Nach kurzer Pause und dem Austausch der Comeback-Kid-Fans mit den Silverstein-Leuten geht es auch schon los mit dem Mainact. Überraschend beginnen die Kanadier mit „Infinite“, der ersten Single ihres eher weniger beliebten Albums „A Beautiful Place To Drown“. Unerwartet, da es ja nicht unbedingt der schnellste und passendste Song ist, vor allem, da man ja auf dem aktuellen Album den Song „Our Song“ hat, welcher dann doch um einiges besser gepasst hätte. Der Masse ist das aber ziemlich egal. Sofort wird gemosht was die Knochen nach Comeback Kid noch hergeben. Es folgt ein stark gemischtes Set aus 22 Jahren Bandgeschichte. Sowohl Songs wie „Smile In Your Sleep“ oder „Your Sword Versus My Dagger“, welche ja nun schon fast Oldies sind, als auch „Ultraviolet“ oder „Die Alone“, welcher natürlich mit Andrew Neufeld aufgeführt wird, treffen auf Textsicherheit und Euphorie. Überraschend wird mit „The Altar/Mary“, auch der bekanntlich beste Song des aktuellen Albums gespielt, der klar das das Highlight des Sets bildet. Begünstigt wird diese Wertung sowohl durch die Härte des Tracks als auch atmosphärisch durch den zweiten Teil, welcher einen Vibe verbreitet, der durch den Chor im Publikum seinesgleichen sucht. Dass unmittelbar danach „My Heroine“ folgt ist nur noch das Tüpfelchen auf dem i. Silverstein enden dann gewohnt mit „The Afterglow“ und lassen nur über das relativ kurze Set wundern, welches vor allem dann noch mal komisch wirkt, wenn man bemerkt, dass die Band mittlerweile elf Alben in der Hinterhand hat.

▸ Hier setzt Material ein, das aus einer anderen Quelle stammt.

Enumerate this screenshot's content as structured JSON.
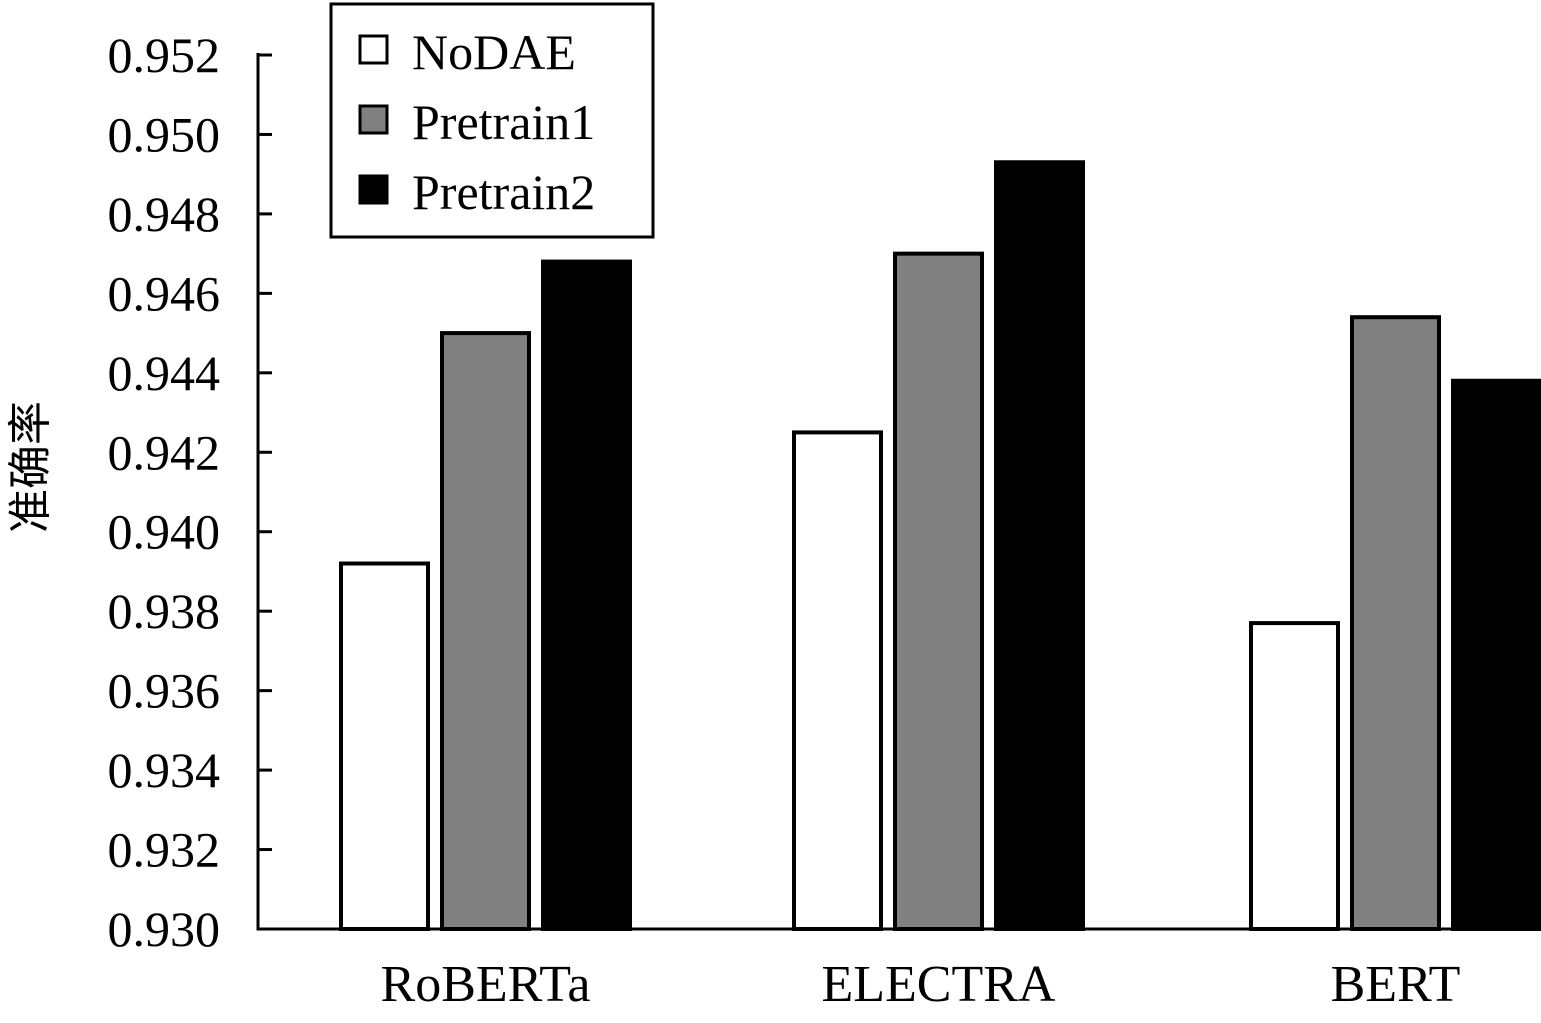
{
  "chart_data": {
    "type": "bar",
    "title": "",
    "xlabel": "",
    "ylabel": "准确率",
    "categories": [
      "RoBERTa",
      "ELECTRA",
      "BERT"
    ],
    "series": [
      {
        "name": "NoDAE",
        "color": "#ffffff",
        "values": [
          0.9392,
          0.9425,
          0.9377
        ]
      },
      {
        "name": "Pretrain1",
        "color": "#808080",
        "values": [
          0.945,
          0.947,
          0.9454
        ]
      },
      {
        "name": "Pretrain2",
        "color": "#000000",
        "values": [
          0.9468,
          0.9493,
          0.9438
        ]
      }
    ],
    "ylim": [
      0.93,
      0.952
    ],
    "yticks": [
      "0.930",
      "0.932",
      "0.934",
      "0.936",
      "0.938",
      "0.940",
      "0.942",
      "0.944",
      "0.946",
      "0.948",
      "0.950",
      "0.952"
    ],
    "grid": false,
    "legend_position": "top-left"
  }
}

Immer wieder habe ich gelesen, wie schlecht Silverstein live sein sollen, sowohl von ihrem Auftritt als auch des Sounds. Nun ja, das ist ziemlich großer Quatsch. Die Kanadier bringen hier knapp über eine Stunde sympathische Ansagen, eine starke Setlist mit Überraschungen und Klassikern und einem ziemlich guten Sound. Dabei ist Sänger Shane immer ziemlich nahe am Publikum, klatscht mit ihnen ab und hat sichtlich Spaß am Abend. Bis auf die Länge des Konzerts gibt es ziemlich wenig auszusetzen, was durch das Publikum noch einmal verstärkt wirkt, weil es einfach wahnsinnigen Bock hat. Alles in allem fing der Abend mittelmäßig an und legte ab Comeback Kid dann einen nicht endenden Senkrechtstart hin.